Translational control of long-term synaptic plasticity via Mechanistic Target Of Rapamycin Complex 1 (mTORC1) is crucial for hippocampal learning and memory. The role of mTORC1 is well-characterized in excitatory principal cells but remains largely unaddressed in inhibitory interneurons. Here we used cell type-specific conditional knockout strategies to alter mTORC1 function selectively in somatostatin (SOM) inhibitory interneurons (SOM-INs). We found that, in male mice, up- and down-regulation of SOM-IN mTORC1 activity bi-directionally regulates contextual fear and spatial memory consolidation. Moreover, contextual fear learning induced a metabotropic glutamate receptor type 1 (mGluR1) mediated late long-term potentiation (LTP) of excitatory input synapses onto hippocampal SOM-INs, that was dependent on mTORC1. Finally, the induction protocol for mTORC1-mediated late-LTP in SOM-INs regulated Schaffer collateral pathway LTP in pyramidal neurons. Thus, mTORC1 activity in somatostatin interneurons contributes to learning-induced persistent plasticity of their excitatory synaptic inputs and hippocampal memory consolidation, uncovering a role of mTORC1 in inhibitory circuits for memory. SIGNIFICANCE STATEMENT Memory consolidation necessitates synthesis of new proteins. Mechanistic Target Of Rapamycin Complex 1 (mTORC1) signaling is crucial for translational control involved in long-term memory and in late long-term potentiation (LTP). This is well described in principal glutamatergic pyramidal cells but poorly understood in GABAergic inhibitory interneurons.
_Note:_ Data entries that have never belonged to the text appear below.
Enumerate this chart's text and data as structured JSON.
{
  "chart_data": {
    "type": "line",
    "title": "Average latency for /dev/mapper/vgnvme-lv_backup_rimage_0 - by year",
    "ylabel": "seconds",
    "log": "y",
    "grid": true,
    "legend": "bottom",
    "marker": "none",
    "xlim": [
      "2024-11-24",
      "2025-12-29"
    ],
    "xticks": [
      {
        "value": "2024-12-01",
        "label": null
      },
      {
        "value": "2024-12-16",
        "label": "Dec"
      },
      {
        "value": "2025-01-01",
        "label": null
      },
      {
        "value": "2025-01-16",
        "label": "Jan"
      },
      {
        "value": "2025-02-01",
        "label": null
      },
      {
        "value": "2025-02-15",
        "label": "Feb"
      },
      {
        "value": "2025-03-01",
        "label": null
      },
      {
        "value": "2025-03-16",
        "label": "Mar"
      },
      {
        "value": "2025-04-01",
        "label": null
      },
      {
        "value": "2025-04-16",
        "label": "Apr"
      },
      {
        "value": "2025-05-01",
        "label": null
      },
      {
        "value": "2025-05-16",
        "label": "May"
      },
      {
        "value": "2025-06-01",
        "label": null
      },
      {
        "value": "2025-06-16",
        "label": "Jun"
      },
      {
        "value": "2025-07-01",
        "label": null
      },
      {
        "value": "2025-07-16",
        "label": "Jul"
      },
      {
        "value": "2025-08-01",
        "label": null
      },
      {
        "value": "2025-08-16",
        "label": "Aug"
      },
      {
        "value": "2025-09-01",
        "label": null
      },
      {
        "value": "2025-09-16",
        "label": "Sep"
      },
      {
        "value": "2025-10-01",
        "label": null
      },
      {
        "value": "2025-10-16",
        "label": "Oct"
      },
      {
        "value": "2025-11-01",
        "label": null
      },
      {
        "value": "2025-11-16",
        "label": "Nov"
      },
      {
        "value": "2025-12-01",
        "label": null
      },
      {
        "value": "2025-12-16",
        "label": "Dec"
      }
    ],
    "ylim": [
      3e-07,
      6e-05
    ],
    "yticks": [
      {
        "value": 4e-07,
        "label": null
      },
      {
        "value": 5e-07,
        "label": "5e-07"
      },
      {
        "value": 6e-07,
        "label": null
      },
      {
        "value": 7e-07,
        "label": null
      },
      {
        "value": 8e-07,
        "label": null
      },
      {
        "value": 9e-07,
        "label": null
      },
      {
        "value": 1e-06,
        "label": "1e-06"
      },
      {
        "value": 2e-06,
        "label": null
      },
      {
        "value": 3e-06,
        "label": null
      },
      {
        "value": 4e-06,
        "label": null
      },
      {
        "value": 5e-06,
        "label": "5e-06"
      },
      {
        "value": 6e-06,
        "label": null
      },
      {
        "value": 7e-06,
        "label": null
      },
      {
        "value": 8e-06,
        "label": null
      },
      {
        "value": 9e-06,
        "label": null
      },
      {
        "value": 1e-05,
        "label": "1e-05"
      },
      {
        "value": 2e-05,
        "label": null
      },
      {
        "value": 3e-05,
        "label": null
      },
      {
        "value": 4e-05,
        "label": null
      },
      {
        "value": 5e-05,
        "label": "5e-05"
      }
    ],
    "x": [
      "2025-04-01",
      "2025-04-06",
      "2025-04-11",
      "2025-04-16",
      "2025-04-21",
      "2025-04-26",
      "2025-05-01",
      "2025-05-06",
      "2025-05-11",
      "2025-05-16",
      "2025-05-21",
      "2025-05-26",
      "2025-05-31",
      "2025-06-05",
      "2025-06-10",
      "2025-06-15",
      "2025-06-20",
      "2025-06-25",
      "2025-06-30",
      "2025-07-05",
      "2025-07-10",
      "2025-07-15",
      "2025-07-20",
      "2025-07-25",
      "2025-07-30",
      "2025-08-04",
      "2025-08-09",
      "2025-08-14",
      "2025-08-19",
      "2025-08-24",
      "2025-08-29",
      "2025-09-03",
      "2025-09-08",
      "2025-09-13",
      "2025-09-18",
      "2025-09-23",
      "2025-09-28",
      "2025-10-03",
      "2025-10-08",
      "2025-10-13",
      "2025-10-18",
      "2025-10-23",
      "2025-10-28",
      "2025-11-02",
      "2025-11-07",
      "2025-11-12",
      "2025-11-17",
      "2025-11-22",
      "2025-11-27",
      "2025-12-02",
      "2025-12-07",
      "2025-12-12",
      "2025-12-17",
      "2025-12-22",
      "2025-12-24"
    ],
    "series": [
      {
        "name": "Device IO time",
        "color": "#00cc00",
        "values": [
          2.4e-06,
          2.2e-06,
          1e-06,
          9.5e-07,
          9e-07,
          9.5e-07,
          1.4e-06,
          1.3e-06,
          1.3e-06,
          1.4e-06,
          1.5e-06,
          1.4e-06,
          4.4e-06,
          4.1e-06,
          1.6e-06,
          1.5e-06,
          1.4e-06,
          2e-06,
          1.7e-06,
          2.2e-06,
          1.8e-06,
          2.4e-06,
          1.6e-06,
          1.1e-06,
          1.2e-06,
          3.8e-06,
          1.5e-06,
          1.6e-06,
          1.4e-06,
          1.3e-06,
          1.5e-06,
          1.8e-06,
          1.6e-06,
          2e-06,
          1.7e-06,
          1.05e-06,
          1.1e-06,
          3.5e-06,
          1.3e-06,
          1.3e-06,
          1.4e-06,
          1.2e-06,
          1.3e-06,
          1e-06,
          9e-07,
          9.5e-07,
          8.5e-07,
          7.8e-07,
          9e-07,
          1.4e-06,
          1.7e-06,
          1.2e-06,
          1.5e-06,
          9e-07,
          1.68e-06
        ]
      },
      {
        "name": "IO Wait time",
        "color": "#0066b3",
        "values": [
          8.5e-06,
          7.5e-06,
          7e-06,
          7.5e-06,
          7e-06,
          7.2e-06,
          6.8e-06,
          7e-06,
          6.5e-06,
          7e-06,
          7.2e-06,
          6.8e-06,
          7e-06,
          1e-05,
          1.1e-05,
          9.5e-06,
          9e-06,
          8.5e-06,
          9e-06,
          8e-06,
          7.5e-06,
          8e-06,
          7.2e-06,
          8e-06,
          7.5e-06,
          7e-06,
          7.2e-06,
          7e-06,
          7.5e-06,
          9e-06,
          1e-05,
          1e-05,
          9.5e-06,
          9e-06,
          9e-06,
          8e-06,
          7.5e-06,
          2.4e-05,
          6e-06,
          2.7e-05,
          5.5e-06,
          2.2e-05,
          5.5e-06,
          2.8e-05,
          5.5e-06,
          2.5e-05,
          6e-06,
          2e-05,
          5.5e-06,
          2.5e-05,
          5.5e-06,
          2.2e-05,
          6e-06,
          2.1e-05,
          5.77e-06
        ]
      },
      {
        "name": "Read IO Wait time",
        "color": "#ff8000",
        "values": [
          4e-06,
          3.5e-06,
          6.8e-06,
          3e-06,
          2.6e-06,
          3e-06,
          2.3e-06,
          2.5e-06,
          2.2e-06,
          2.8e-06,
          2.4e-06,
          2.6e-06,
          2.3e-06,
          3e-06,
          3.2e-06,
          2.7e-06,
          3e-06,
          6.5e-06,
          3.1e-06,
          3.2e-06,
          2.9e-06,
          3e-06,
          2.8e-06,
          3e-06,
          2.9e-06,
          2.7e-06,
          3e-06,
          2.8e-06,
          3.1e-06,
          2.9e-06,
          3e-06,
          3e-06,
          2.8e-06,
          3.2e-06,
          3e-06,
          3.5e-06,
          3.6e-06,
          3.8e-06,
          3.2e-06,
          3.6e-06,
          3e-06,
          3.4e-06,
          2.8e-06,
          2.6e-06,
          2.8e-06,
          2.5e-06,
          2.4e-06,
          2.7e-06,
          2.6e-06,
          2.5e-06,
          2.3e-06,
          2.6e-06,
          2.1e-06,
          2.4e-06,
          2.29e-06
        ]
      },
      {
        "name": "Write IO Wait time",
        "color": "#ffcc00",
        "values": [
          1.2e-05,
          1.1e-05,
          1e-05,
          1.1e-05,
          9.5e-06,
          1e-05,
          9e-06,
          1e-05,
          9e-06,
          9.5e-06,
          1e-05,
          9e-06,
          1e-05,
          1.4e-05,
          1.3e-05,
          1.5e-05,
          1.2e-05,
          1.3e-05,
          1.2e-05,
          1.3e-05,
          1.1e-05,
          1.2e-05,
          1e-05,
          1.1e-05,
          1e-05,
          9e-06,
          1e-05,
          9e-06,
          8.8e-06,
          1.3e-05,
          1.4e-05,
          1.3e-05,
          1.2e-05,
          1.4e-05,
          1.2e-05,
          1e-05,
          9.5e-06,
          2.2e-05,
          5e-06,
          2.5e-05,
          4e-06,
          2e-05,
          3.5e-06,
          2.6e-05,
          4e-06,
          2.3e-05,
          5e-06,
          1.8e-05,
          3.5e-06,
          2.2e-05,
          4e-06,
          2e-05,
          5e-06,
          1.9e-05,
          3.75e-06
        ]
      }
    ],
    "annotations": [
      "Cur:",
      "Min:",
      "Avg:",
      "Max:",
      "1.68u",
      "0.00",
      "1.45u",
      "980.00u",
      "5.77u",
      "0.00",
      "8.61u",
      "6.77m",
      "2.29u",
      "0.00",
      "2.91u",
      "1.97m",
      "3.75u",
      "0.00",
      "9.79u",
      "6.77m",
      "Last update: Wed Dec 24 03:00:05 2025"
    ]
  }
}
Here we show that mTORC1 activity in somatostatin interneurons, a major subclass of GABAergic cells, is important to modulate long-term memory strength and precision. Furthermore, mTORC1 was necessary for learning-induced persistent LTP at excitatory inputs of somatostatin interneurons that depends on type I metabotropic glutamatergic receptors (mGluR1) in the hippocampus. This effect was consistent with a newly described role of these interneurons in the modulation of LTP at Schaffer collateral synapses onto pyramidal cells.